In searching for peace, it is also important to realize that no one, including the omnipresent and all-powerful military, is yet able to get the upper hand and achieve national supremacy in Burma. In this situation, nothing that Aung San Suu Kyi could say, without inflaming the already explosive conditions on the ground, would comfort the Kachins who are obviously fighting for their lives. At the end, it will all depend on whether her position as an elected member of the parliament can help change Burma for the better.
Today, by example, Suu Kyi has inspired hope and peace for ethnic people, and the ’88 students have taught the next generation of leaders to never give up the struggle for freedom.
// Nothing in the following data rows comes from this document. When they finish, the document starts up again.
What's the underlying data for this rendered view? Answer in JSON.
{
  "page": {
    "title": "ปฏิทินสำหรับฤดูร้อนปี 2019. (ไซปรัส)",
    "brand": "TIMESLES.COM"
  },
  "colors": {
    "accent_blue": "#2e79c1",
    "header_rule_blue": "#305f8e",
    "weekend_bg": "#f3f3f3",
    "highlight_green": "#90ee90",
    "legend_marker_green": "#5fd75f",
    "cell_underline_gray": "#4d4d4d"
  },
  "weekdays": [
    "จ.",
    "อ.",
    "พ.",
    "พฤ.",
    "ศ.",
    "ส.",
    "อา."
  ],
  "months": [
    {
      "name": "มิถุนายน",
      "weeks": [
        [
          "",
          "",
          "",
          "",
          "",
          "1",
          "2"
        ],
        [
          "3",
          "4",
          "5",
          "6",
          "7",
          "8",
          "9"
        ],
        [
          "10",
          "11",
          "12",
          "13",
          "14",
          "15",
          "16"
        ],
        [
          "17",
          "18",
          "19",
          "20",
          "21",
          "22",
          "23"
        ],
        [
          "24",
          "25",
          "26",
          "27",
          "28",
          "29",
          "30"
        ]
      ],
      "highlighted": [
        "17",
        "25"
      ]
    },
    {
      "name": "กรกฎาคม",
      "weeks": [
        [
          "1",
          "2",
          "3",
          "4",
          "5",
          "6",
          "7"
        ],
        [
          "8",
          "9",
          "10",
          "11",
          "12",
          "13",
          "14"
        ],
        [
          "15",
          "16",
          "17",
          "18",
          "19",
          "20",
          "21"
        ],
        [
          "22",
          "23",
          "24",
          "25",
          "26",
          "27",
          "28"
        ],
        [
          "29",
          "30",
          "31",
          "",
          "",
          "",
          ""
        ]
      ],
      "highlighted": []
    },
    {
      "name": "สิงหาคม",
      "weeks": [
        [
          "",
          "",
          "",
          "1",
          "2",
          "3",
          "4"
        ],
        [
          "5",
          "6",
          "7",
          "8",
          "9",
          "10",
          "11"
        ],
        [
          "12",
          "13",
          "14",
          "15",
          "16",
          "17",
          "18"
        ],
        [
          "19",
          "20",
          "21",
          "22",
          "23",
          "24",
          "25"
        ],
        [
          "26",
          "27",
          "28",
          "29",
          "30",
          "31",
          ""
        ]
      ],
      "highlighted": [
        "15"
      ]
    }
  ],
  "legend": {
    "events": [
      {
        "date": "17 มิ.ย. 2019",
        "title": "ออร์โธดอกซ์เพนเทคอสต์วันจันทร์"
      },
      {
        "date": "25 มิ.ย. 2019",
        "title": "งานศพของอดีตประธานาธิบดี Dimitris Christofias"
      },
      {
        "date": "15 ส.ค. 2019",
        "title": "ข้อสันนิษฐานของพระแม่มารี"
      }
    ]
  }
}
The ’88 generation student leaders including Min Ko Naing, Ko Ko Gyi, Ko Htay Kywe, and Ko Mya Aye, like the Peacock generation before them, have proven that they will remain a bulwark against the inhumanity and injustice in Burma.
After 50 years in captivity, there is no longer any doubt that, like before, the peacock of the Students’ Union, a symbol of freedom, will soon rise again.
The only hope is that this time it will rise for all of Burma, not only for those who speak the same language, or share the same appearance.
May Ng frequently writes commentary articles on Burmese issues for Mizzima. She was born in Shan State.